Der religiöse und der umfassende gesellschaftliche Bereich sind dabei mit Blick auf die Normen eng verwoben, aber in ihren Vertretern unterschieden. Verstöße gegen religiöse Normen werden letztlich im Jenseits geahndet, Vertreter des religiösen Rechts können aber auch irdische Strafen aussprechen. Normverstöße außerhalb des religiösen Bereichs unterliegen der sozialen Kontrolle und Sanktion, in definierten Fällen der juristischen Be- oder Verurteilung. Dabei gehen weltliche und kirchliche Normsetzungen ineinander über.
Für jede Art von normativen Setzungen gilt, dass sie jeweils das Ergebnis gesellschaftlicher Aushandlungen sind und einem ständigen – wenn auch unterschiedlich schnellen – Wandel unterworfen sind. Normen können sich langsam, nahezu unmerklich ändern, sie können aber auch in einem Moment durch Gesetzgeber, Richter oder Rechtsgelehrte neu gefasst werden. Sofern es sich um Normen handelt, die auf Heilige Schriften zurückgehen, seien es Koran, Hebräische Bibel oder Neues Testament, geht es eher um Neuinterpretationen vorhandener Gesetzestexte, die man, da von Gott gesetzt, nicht als verhandelbar ansah, aber eben unter Umständen flexibel auslegte.
Normen schreiben das fest, was jedes Mitglied einer gegebenen Gesellschaft in der jeweiligen Zeit einzuhalten hat. Ideale sind demgegenüber abstrakter, weiter gefasst. Sie beschreiben Verhaltensweisen oder Ziele, die anzustreben, aber allenfalls vereinzelt erreicht werden können. Die Schönheit der Kunst oder die Freigiebigkeit bzw. Philanthropie des Herrschers sind solche Ideale, die nicht durch genaue Definitionen oder Sanktionen gefasst werden, aber dennoch wirkmächtig sind.

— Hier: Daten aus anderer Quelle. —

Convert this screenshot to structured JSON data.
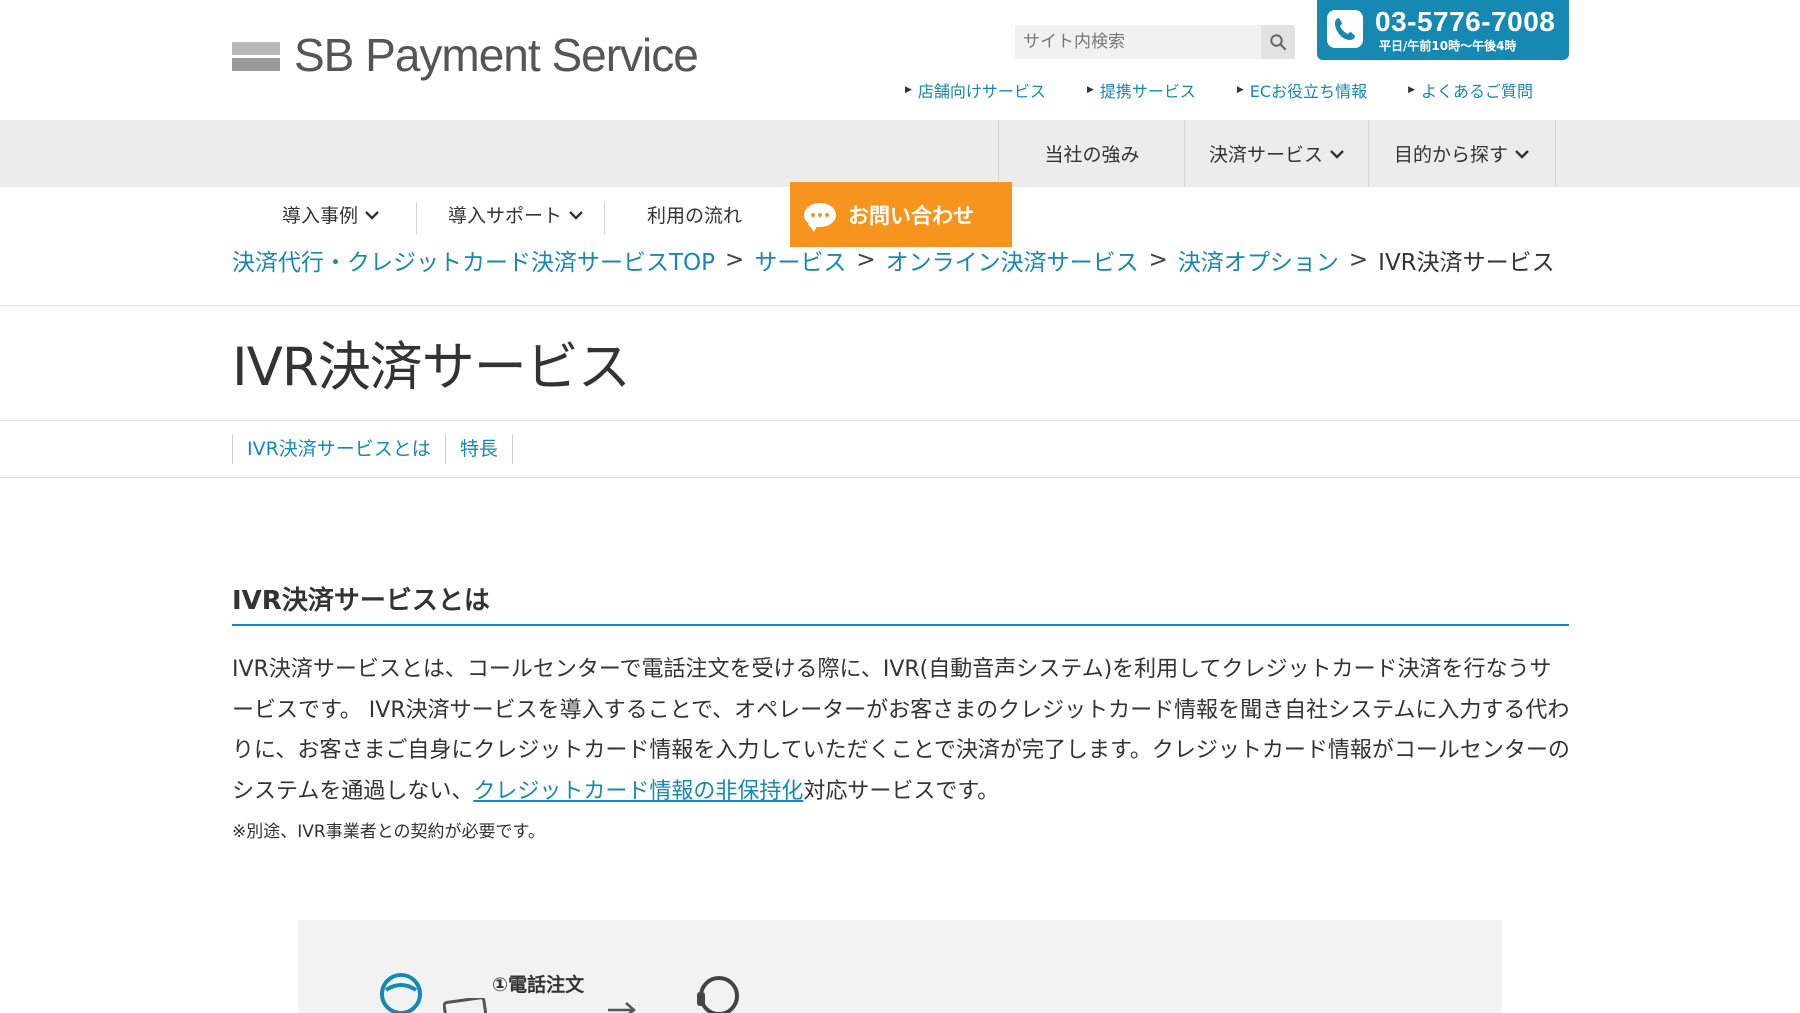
{
  "header": {
    "logo_text": "SB Payment Service",
    "search_placeholder": "サイト内検索",
    "phone_number": "03-5776-7008",
    "phone_hours": "平日/午前10時～午後4時",
    "sublinks": [
      {
        "label": "店舗向けサービス"
      },
      {
        "label": "提携サービス"
      },
      {
        "label": "ECお役立ち情報"
      },
      {
        "label": "よくあるご質問"
      }
    ]
  },
  "main_nav": [
    {
      "label": "当社の強み"
    },
    {
      "label": "決済サービス"
    },
    {
      "label": "目的から探す"
    }
  ],
  "sub_nav": [
    {
      "label": "導入事例"
    },
    {
      "label": "導入サポート"
    },
    {
      "label": "利用の流れ"
    }
  ],
  "contact_label": "お問い合わせ",
  "breadcrumb": {
    "items": [
      "決済代行・クレジットカード決済サービスTOP",
      "サービス",
      "オンライン決済サービス",
      "決済オプション"
    ],
    "current": "IVR決済サービス",
    "separator": ">"
  },
  "page_title": "IVR決済サービス",
  "anchor_nav": [
    {
      "label": "IVR決済サービスとは"
    },
    {
      "label": "特長"
    }
  ],
  "section": {
    "title": "IVR決済サービスとは",
    "para_text_1": "IVR決済サービスとは、コールセンターで電話注文を受ける際に、IVR(自動音声システム)を利用してクレジットカード決済を行なうサービスです。 IVR決済サービスを導入することで、オペレーターがお客さまのクレジットカード情報を聞き自社システムに入力する代わりに、お客さまご自身にクレジットカード情報を入力していただくことで決済が完了します。クレジットカード情報がコールセンターのシステムを通過しない、",
    "para_link": "クレジットカード情報の非保持化",
    "para_text_2": "対応サービスです。",
    "note": "※別途、IVR事業者との契約が必要です。"
  },
  "diagram": {
    "step1_label": "①電話注文"
  },
  "colors": {
    "brand_blue": "#1589b1",
    "contact_orange": "#f7941d",
    "nav_gray": "#ececec"
  }
}
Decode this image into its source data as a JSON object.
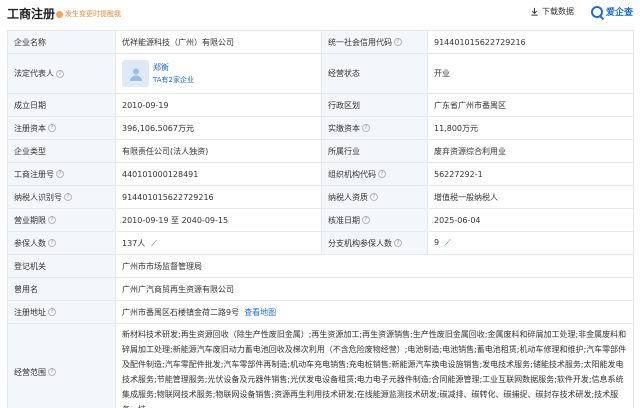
{
  "header": {
    "title": "工商注册",
    "notice": "发生变更时提醒我",
    "download_label": "下载数据",
    "brand": "爱企查"
  },
  "rows": [
    {
      "l1": "企业名称",
      "v1": "优祥能源科技（广州）有限公司",
      "l2": "统一社会信用代码",
      "v2": "91440101562272921​6"
    },
    {
      "l1": "法定代表人",
      "rep_name": "郑衡",
      "rep_sub": "TA有2家企业",
      "l2": "经营状态",
      "v2": "开业"
    },
    {
      "l1": "成立日期",
      "v1": "2010-09-19",
      "l2": "行政区划",
      "v2": "广东省广州市番禺区"
    },
    {
      "l1": "注册资本",
      "v1": "396,106.5067万元",
      "l2": "实缴资本",
      "v2": "11,800万元"
    },
    {
      "l1": "企业类型",
      "v1": "有限责任公司(法人独资)",
      "l2": "所属行业",
      "v2": "废弃资源综合利用业"
    },
    {
      "l1": "工商注册号",
      "v1": "440101000128491",
      "l2": "组织机构代码",
      "v2": "56227292-1"
    },
    {
      "l1": "纳税人识别号",
      "v1": "91440101562272921​6",
      "l2": "纳税人资质",
      "v2": "增值税一般纳税人"
    },
    {
      "l1": "营业期限",
      "v1": "2010-09-19 至 2040-09-15",
      "l2": "核准日期",
      "v2": "2025-06-04"
    },
    {
      "l1": "参保人数",
      "v1": "137人",
      "l2": "分支机构参保人数",
      "v2": "9"
    },
    {
      "l1": "登记机关",
      "v1": "广州市市场监督管理局"
    },
    {
      "l1": "曾用名",
      "v1": "广州广汽商贸再生资源有限公司"
    },
    {
      "l1": "注册地址",
      "v1": "广州市番禺区石楼镇金荷二路9号",
      "link": "查看地图"
    },
    {
      "l1": "经营范围",
      "v1": "新材料技术研发;再生资源回收（除生产性废旧金属）;再生资源加工;再生资源销售;生产性废旧金属回收;金属废料和碎屑加工处理;非金属废料和碎屑加工处理;新能源汽车废旧动力蓄电池回收及梯次利用（不含危险废物经营）;电池制造;电池销售;蓄电池租赁;机动车修理和维护;汽车零部件及配件制造;汽车零配件批发;汽车零部件再制造;机动车充电销售;充电桩销售;新能源汽车换电设施销售;发电技术服务;储能技术服务;太阳能发电技术服务;节能管理服务;光伏设备及元器件销售;光伏发电设备租赁;电力电子元器件制造;合同能源管理;工业互联网数据服务;软件开发;信息系统集成服务;物联网技术服务;物联网设备销售;资源再生利用技术研发;在线能源监测技术研发;碳减排、碳转化、碳捕捉、碳封存技术研发;技术服务、技"
    }
  ]
}
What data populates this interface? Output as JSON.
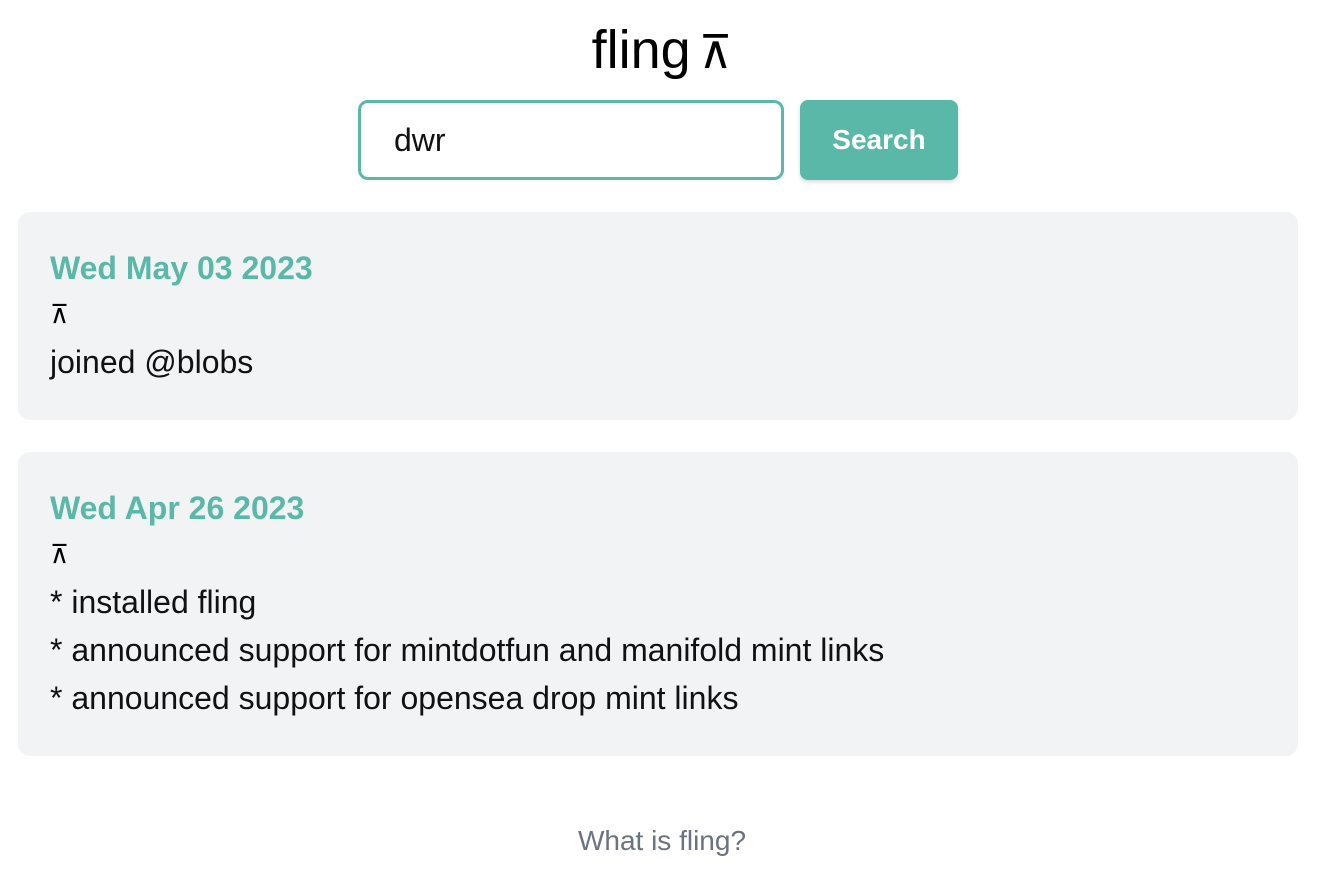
{
  "header": {
    "title": "fling",
    "logo_glyph": "⊼"
  },
  "search": {
    "value": "dwr",
    "placeholder": "",
    "button_label": "Search"
  },
  "entries": [
    {
      "date": "Wed May 03 2023",
      "glyph": "⊼",
      "lines": [
        "joined @blobs"
      ]
    },
    {
      "date": "Wed Apr 26 2023",
      "glyph": "⊼",
      "lines": [
        "* installed fling",
        "* announced support for mintdotfun and manifold mint links",
        "* announced support for opensea drop mint links"
      ]
    }
  ],
  "footer": {
    "link_label": "What is fling?"
  },
  "colors": {
    "accent": "#5ab8a8",
    "card_background": "#f2f3f5",
    "footer_text": "#6b7280"
  }
}
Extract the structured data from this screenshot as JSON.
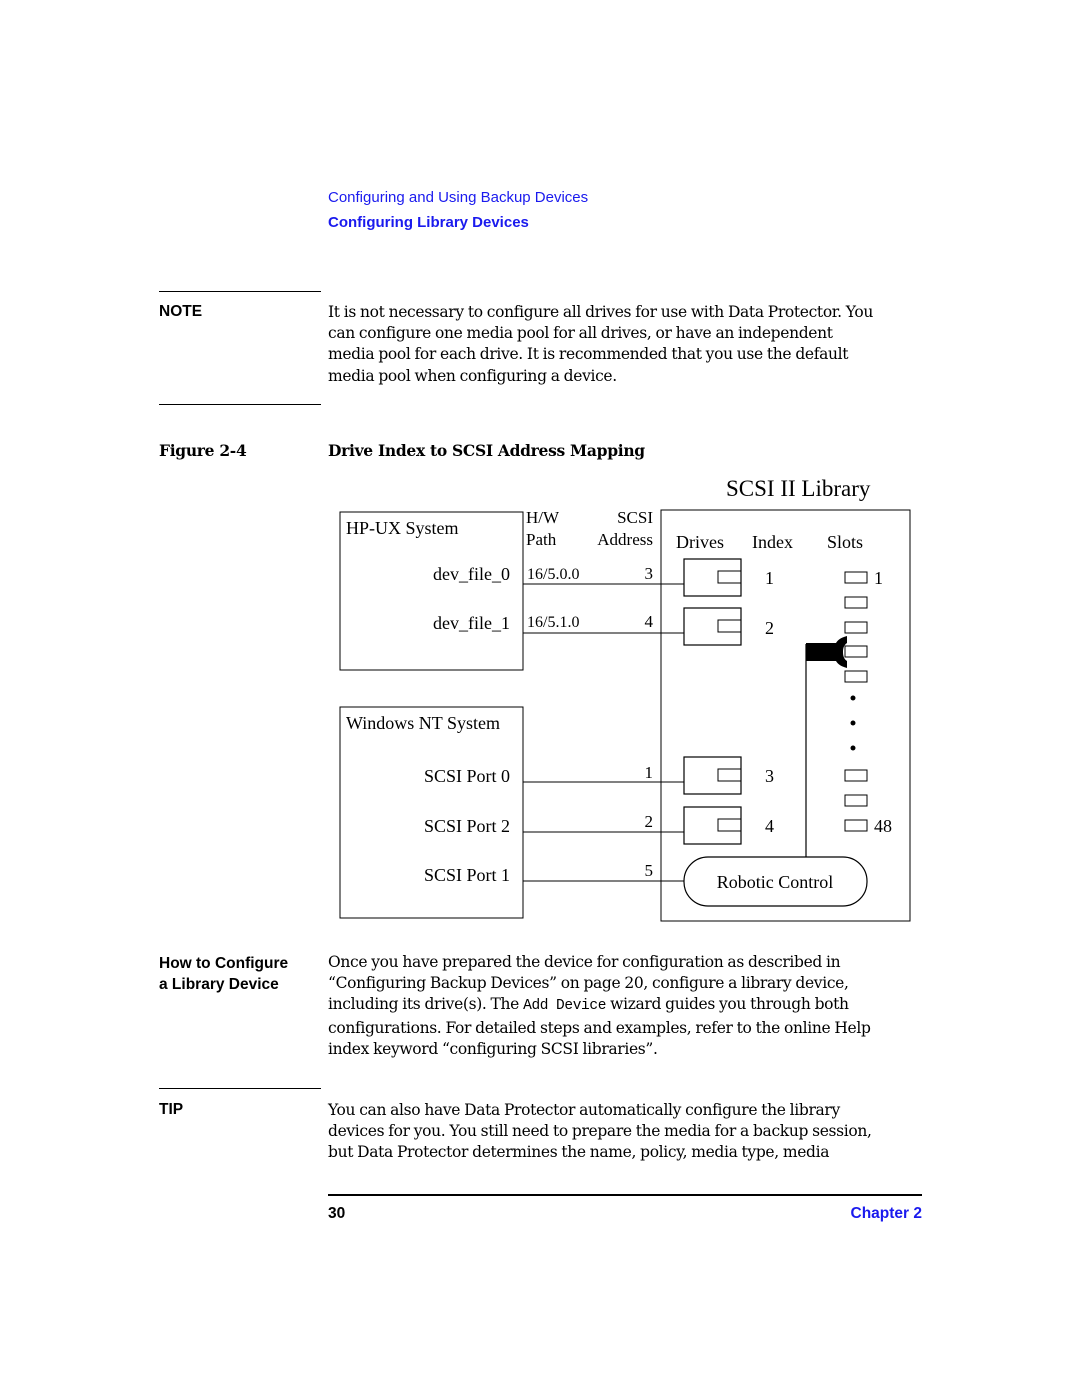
{
  "header": {
    "section": "Configuring and Using Backup Devices",
    "subsection": "Configuring Library Devices"
  },
  "note": {
    "label": "NOTE",
    "lines": [
      "It is not necessary to configure all drives for use with Data Protector. You",
      "can configure one media pool for all drives, or have an independent",
      "media pool for each drive. It is recommended that you use the default",
      "media pool when configuring a device."
    ]
  },
  "figure": {
    "label": "Figure 2-4",
    "title": "Drive Index to SCSI Address Mapping",
    "library_title": "SCSI II Library",
    "hpux": {
      "title": "HP-UX System",
      "col_hw_line1": "H/W",
      "col_hw_line2": "Path",
      "col_scsi_line1": "SCSI",
      "col_scsi_line2": "Address",
      "rows": [
        {
          "device": "dev_file_0",
          "hw_path": "16/5.0.0",
          "scsi": "3"
        },
        {
          "device": "dev_file_1",
          "hw_path": "16/5.1.0",
          "scsi": "4"
        }
      ]
    },
    "windows": {
      "title": "Windows NT System",
      "rows": [
        {
          "port": "SCSI Port 0",
          "scsi": "1"
        },
        {
          "port": "SCSI Port 2",
          "scsi": "2"
        },
        {
          "port": "SCSI Port 1",
          "scsi": "5"
        }
      ]
    },
    "library": {
      "col_drives": "Drives",
      "col_index": "Index",
      "col_slots": "Slots",
      "drive_indexes": [
        "1",
        "2",
        "3",
        "4"
      ],
      "slot_first": "1",
      "slot_last": "48",
      "robotic_control": "Robotic Control"
    }
  },
  "how_to": {
    "label_line1": "How to Configure",
    "label_line2": "a Library Device",
    "line1": "Once you have prepared the device for configuration as described in",
    "line2": "“Configuring Backup Devices” on page 20, configure a library device,",
    "line3_pre": "including its drive(s). The ",
    "line3_code": "Add Device",
    "line3_post": " wizard guides you through both",
    "line4": "configurations. For detailed steps and examples, refer to the online Help",
    "line5": "index keyword “configuring SCSI libraries”."
  },
  "tip": {
    "label": "TIP",
    "lines": [
      "You can also have Data Protector automatically configure the library",
      "devices for you. You still need to prepare the media for a backup session,",
      "but Data Protector determines the name, policy, media type, media"
    ]
  },
  "footer": {
    "page_number": "30",
    "chapter": "Chapter 2"
  }
}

Vier Betrachtungsebenen sollen diskutiert werden:
- Synchron: Die verschiedenen Wissensbereiche rekurrieren auf dieselben Normen und Idealvorstellungen, formulieren sie aber in ihrem je eigenen Medium. Zu fragen ist, wie dies geschieht, ob es Unterschiede in der konkreten Darstellung innerhalb eines Mediums gibt, werden sie (in den sprachlichen) Medien diskursiv oder narrativ entfaltet? Wie sehen die Bezüge zwischen den unterschiedlichen Medien und Texten aus? Ein zentraler Aspekt ist die 'Diskurshoheit', die Frage danach, wer mit welcher Verbindlichkeit über Normen und Ideale einer gegebenen Gesellschaft 'reden' darf, ebenso die Frage, ob solche Werte absolut gesetzt werden oder verhandelbar sind. Können Normen und Idealen, z. B. dem Ideal der herrscherlichen largitas, Grenzen gesetzt werden? Kollidieren solche Idealvorstellungen mit anderen, im Beispiel die largitas mit der Mäßigung? Wie werden solche Normkonflikte dargestellt und ausgehandelt?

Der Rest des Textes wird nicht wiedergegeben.